Long before Paul Greengrass (Bloody Sunday, Omagh, The Bourne Supremacy) recreates the final horribly gripping moments aboard Flight 93, the plane doomed to crash-land in Pennsylvania on September 11th, 2001, small portentous moments already seem barbed – an old lady sits with now verboten knitting needles while the lax security on the flight gate seems to belong to a greatly distant past.
Featuring relatively unknown actors cast for resemblance to each of the individual passengers that day and utilizing recollections from family members, the director paints in humanist strokes. The former athletes onboard – Todd Beamer, Mark Bingham, Tom Burnett – are inevitably depicted leading the final charge on the cockpit, but all are given a fitting memorial. Some attempt to treat the wounded. Stewardesses hand out knives and boiling water as weapons. All are listed during the final credits.

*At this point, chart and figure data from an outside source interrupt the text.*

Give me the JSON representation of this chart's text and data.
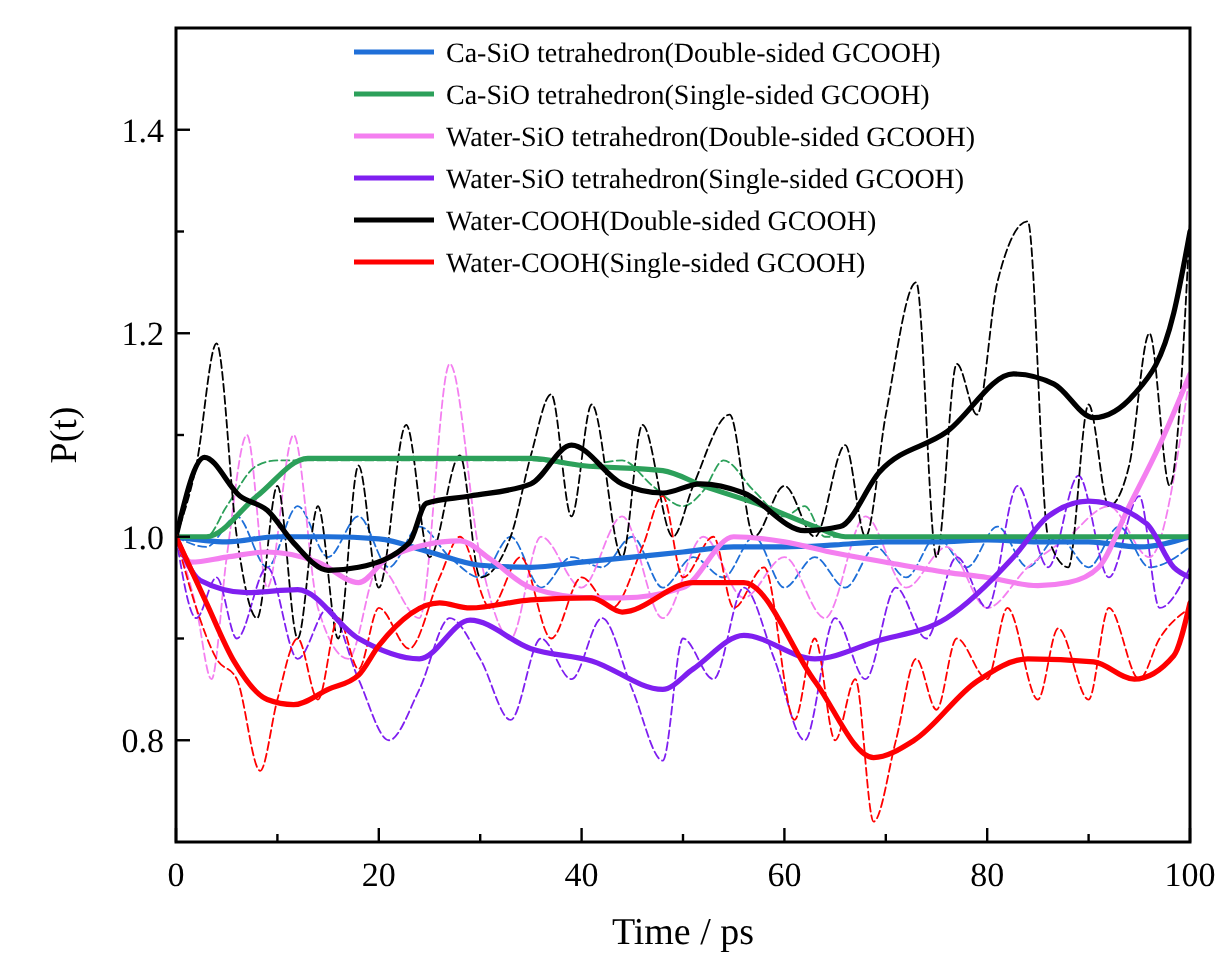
{
  "chart_data": {
    "type": "line",
    "xlabel": "Time / ps",
    "ylabel": "P(t)",
    "xlim": [
      0,
      100
    ],
    "ylim": [
      0.7,
      1.5
    ],
    "xticks": [
      0,
      {
        "value": 10,
        "label": null
      },
      20,
      {
        "value": 30,
        "label": null
      },
      40,
      {
        "value": 50,
        "label": null
      },
      60,
      {
        "value": 70,
        "label": null
      },
      80,
      {
        "value": 90,
        "label": null
      },
      100
    ],
    "yticks": [
      0.8,
      {
        "value": 0.9,
        "label": null
      },
      {
        "value": 1,
        "label": "1.0"
      },
      {
        "value": 1.1,
        "label": null
      },
      1.2,
      {
        "value": 1.3,
        "label": null
      },
      1.4
    ],
    "grid": false,
    "legend": "top right",
    "marker": "none",
    "series": [
      {
        "color": "#1f6fd8",
        "line_style": "dashed",
        "x": [
          0,
          3,
          6,
          9,
          12,
          15,
          18,
          21,
          24,
          27,
          30,
          33,
          36,
          39,
          42,
          45,
          48,
          51,
          54,
          57,
          60,
          63,
          66,
          69,
          72,
          75,
          78,
          81,
          84,
          87,
          90,
          93,
          96,
          100
        ],
        "values": [
          1.0,
          0.99,
          1.02,
          0.97,
          1.03,
          0.98,
          1.02,
          0.97,
          1.01,
          0.98,
          0.96,
          1.0,
          0.95,
          0.98,
          0.97,
          1.0,
          0.95,
          0.98,
          0.96,
          1.0,
          0.95,
          0.98,
          0.95,
          0.99,
          0.96,
          1.0,
          0.97,
          1.01,
          0.97,
          1.0,
          0.97,
          1.01,
          0.97,
          0.99
        ]
      },
      {
        "color": "#2ca05a",
        "line_style": "dashed",
        "x": [
          0,
          3,
          5,
          8,
          10,
          35,
          40,
          44,
          47,
          50,
          52,
          54,
          57,
          60,
          62,
          64,
          100
        ],
        "values": [
          1.0,
          1.0,
          1.03,
          1.07,
          1.075,
          1.075,
          1.07,
          1.075,
          1.05,
          1.03,
          1.045,
          1.075,
          1.045,
          1.02,
          1.03,
          1.0,
          1.0
        ]
      },
      {
        "color": "#f47ff0",
        "line_style": "dashed",
        "x": [
          0,
          2,
          3.5,
          5,
          7,
          9,
          11.6,
          14,
          17,
          20,
          24,
          27,
          30,
          33,
          36,
          40,
          44,
          48,
          52,
          56,
          60,
          64,
          68,
          72,
          76,
          80,
          84,
          88,
          92,
          96,
          100
        ],
        "values": [
          1.0,
          0.93,
          0.86,
          0.98,
          1.1,
          0.95,
          1.1,
          0.93,
          0.88,
          0.97,
          0.92,
          1.17,
          0.98,
          0.9,
          1.0,
          0.95,
          1.02,
          0.92,
          1.0,
          0.94,
          0.98,
          0.92,
          1.02,
          0.95,
          0.99,
          0.93,
          0.97,
          1.0,
          1.03,
          0.98,
          1.16
        ]
      },
      {
        "color": "#7f1ff0",
        "line_style": "dashed",
        "x": [
          0,
          2,
          4,
          6,
          9,
          12,
          15,
          18,
          21,
          24,
          27,
          30,
          33,
          36,
          39,
          42,
          45,
          48,
          50,
          53,
          56,
          59,
          62,
          65,
          68,
          71,
          74,
          77,
          80,
          83,
          86,
          89,
          92,
          95,
          97,
          100
        ],
        "values": [
          1.0,
          0.92,
          0.96,
          0.9,
          0.97,
          0.88,
          0.93,
          0.86,
          0.8,
          0.85,
          0.92,
          0.88,
          0.82,
          0.9,
          0.86,
          0.92,
          0.85,
          0.78,
          0.9,
          0.86,
          0.95,
          0.88,
          0.8,
          0.92,
          0.86,
          0.95,
          0.9,
          0.98,
          0.93,
          1.05,
          0.97,
          1.06,
          0.96,
          1.04,
          0.93,
          0.97
        ]
      },
      {
        "color": "#000000",
        "line_style": "dashed",
        "x": [
          0,
          2,
          4,
          6,
          8,
          10,
          12,
          14,
          16,
          18,
          20,
          22.7,
          25,
          28,
          30,
          33,
          35,
          37,
          39,
          41,
          44,
          46,
          49,
          51,
          54.6,
          57,
          60,
          63,
          66,
          68,
          70,
          73,
          75,
          77,
          79,
          81,
          84,
          86,
          88,
          90,
          92,
          94,
          96,
          98,
          100
        ],
        "values": [
          1.0,
          1.07,
          1.19,
          1.0,
          0.92,
          1.05,
          0.9,
          1.03,
          0.9,
          1.07,
          0.95,
          1.11,
          0.98,
          1.08,
          0.96,
          1.0,
          1.08,
          1.14,
          1.02,
          1.13,
          0.98,
          1.11,
          1.0,
          1.05,
          1.12,
          1.0,
          1.05,
          1.0,
          1.09,
          1.0,
          1.12,
          1.25,
          0.98,
          1.17,
          1.12,
          1.25,
          1.31,
          1.0,
          0.97,
          1.13,
          1.03,
          1.07,
          1.2,
          1.05,
          1.31
        ]
      },
      {
        "color": "#ff0000",
        "line_style": "dashed",
        "x": [
          0,
          2,
          4,
          6,
          8.3,
          10,
          12,
          14,
          16,
          18,
          20,
          23,
          26,
          28,
          31,
          34,
          37,
          40,
          43,
          46,
          48,
          50,
          53,
          55,
          58,
          61,
          63,
          65,
          67,
          68.8,
          71,
          73,
          75,
          77,
          80,
          82,
          85,
          87,
          90,
          92,
          95,
          97,
          100
        ],
        "values": [
          1.0,
          0.93,
          0.88,
          0.86,
          0.77,
          0.84,
          0.9,
          0.84,
          0.92,
          0.87,
          0.93,
          0.89,
          0.96,
          1.0,
          0.93,
          0.98,
          0.9,
          0.96,
          0.93,
          0.99,
          1.04,
          0.96,
          1.0,
          0.93,
          0.97,
          0.82,
          0.9,
          0.8,
          0.86,
          0.72,
          0.8,
          0.88,
          0.83,
          0.9,
          0.86,
          0.93,
          0.84,
          0.91,
          0.84,
          0.93,
          0.86,
          0.9,
          0.93
        ]
      },
      {
        "name": "Ca-SiO tetrahedron(Double-sided GCOOH)",
        "color": "#1f6fd8",
        "line_style": "solid",
        "x": [
          0,
          5,
          10,
          15,
          20,
          25,
          30,
          35,
          40,
          45,
          50,
          55,
          60,
          65,
          70,
          75,
          80,
          85,
          90,
          95,
          100
        ],
        "values": [
          1.0,
          0.995,
          1.0,
          1.0,
          0.998,
          0.985,
          0.972,
          0.97,
          0.975,
          0.98,
          0.985,
          0.99,
          0.99,
          0.992,
          0.995,
          0.995,
          0.997,
          0.995,
          0.995,
          0.99,
          1.0
        ]
      },
      {
        "name": "Ca-SiO tetrahedron(Single-sided GCOOH)",
        "color": "#2ca05a",
        "line_style": "solid",
        "x": [
          0,
          3,
          8,
          13,
          35,
          40,
          48,
          52,
          58,
          63,
          66,
          100
        ],
        "values": [
          1.0,
          1.0,
          1.04,
          1.077,
          1.077,
          1.07,
          1.065,
          1.05,
          1.03,
          1.01,
          1.0,
          1.0
        ]
      },
      {
        "name": "Water-SiO tetrahedron(Double-sided GCOOH)",
        "color": "#f47ff0",
        "line_style": "solid",
        "x": [
          0,
          1.5,
          5,
          9,
          14,
          18,
          21,
          28,
          31,
          35,
          41,
          44,
          50,
          55,
          60,
          65,
          70,
          76,
          80,
          85,
          88,
          91,
          94,
          97,
          100
        ],
        "values": [
          1.0,
          0.975,
          0.98,
          0.985,
          0.975,
          0.955,
          0.98,
          0.996,
          0.978,
          0.95,
          0.94,
          0.94,
          0.95,
          1.0,
          0.995,
          0.984,
          0.975,
          0.965,
          0.96,
          0.952,
          0.955,
          0.97,
          1.03,
          1.09,
          1.16
        ]
      },
      {
        "name": "Water-SiO tetrahedron(Single-sided GCOOH)",
        "color": "#7f1ff0",
        "line_style": "solid",
        "x": [
          0,
          2.4,
          7,
          12,
          18,
          24,
          29,
          35,
          41,
          48,
          51,
          56,
          63,
          69,
          76,
          82.6,
          86,
          90,
          95.7,
          98.4,
          100
        ],
        "values": [
          1.0,
          0.957,
          0.945,
          0.948,
          0.9,
          0.88,
          0.918,
          0.89,
          0.878,
          0.85,
          0.87,
          0.903,
          0.88,
          0.897,
          0.92,
          0.98,
          1.02,
          1.035,
          1.013,
          0.97,
          0.96
        ]
      },
      {
        "name": "Water-COOH(Double-sided GCOOH)",
        "color": "#000000",
        "line_style": "solid",
        "x": [
          0,
          2.8,
          6.3,
          9,
          11.6,
          15,
          18,
          23,
          24.7,
          29,
          35,
          39,
          44,
          48,
          51.7,
          56,
          62,
          65.5,
          69.4,
          76,
          82.6,
          86.6,
          90.5,
          94.5,
          98.4,
          100
        ],
        "values": [
          1.0,
          1.078,
          1.04,
          1.026,
          0.994,
          0.967,
          0.97,
          0.994,
          1.033,
          1.04,
          1.052,
          1.09,
          1.052,
          1.043,
          1.052,
          1.043,
          1.006,
          1.01,
          1.064,
          1.103,
          1.16,
          1.15,
          1.117,
          1.14,
          1.22,
          1.3
        ]
      },
      {
        "name": "Water-COOH(Single-sided GCOOH)",
        "color": "#ff0000",
        "line_style": "solid",
        "x": [
          0,
          3,
          5.7,
          9,
          11.6,
          15,
          18,
          20,
          26,
          29,
          35,
          41,
          44,
          51,
          56,
          63,
          68.8,
          72.8,
          79,
          84,
          90.5,
          94.5,
          98.4,
          100
        ],
        "values": [
          1.0,
          0.935,
          0.878,
          0.84,
          0.835,
          0.85,
          0.864,
          0.893,
          0.935,
          0.93,
          0.938,
          0.94,
          0.926,
          0.955,
          0.955,
          0.858,
          0.783,
          0.8,
          0.858,
          0.88,
          0.877,
          0.86,
          0.883,
          0.935
        ]
      }
    ]
  }
}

Having already adapted his frenzied docu-dramatic style for a boy’s own genre, we should not be to surprised that Greengrass renders these events in a perversely thrilling manner. Still, there’s a fright to be had when his unnerving grasp of film grammar leaves you rooting for the passengers against all hope.
Conspiracy nuts may not be pleased to find no mention of white jets or meticulous fidelity to the 9/11 commission report. Some might reasonably be discomfited by the entirely speculative nature of the parts of the screenplay. Few, however, will deny that Greengrass has achieved the near impossible in adding a fresh sense of horror to Flight 93’s awful fate.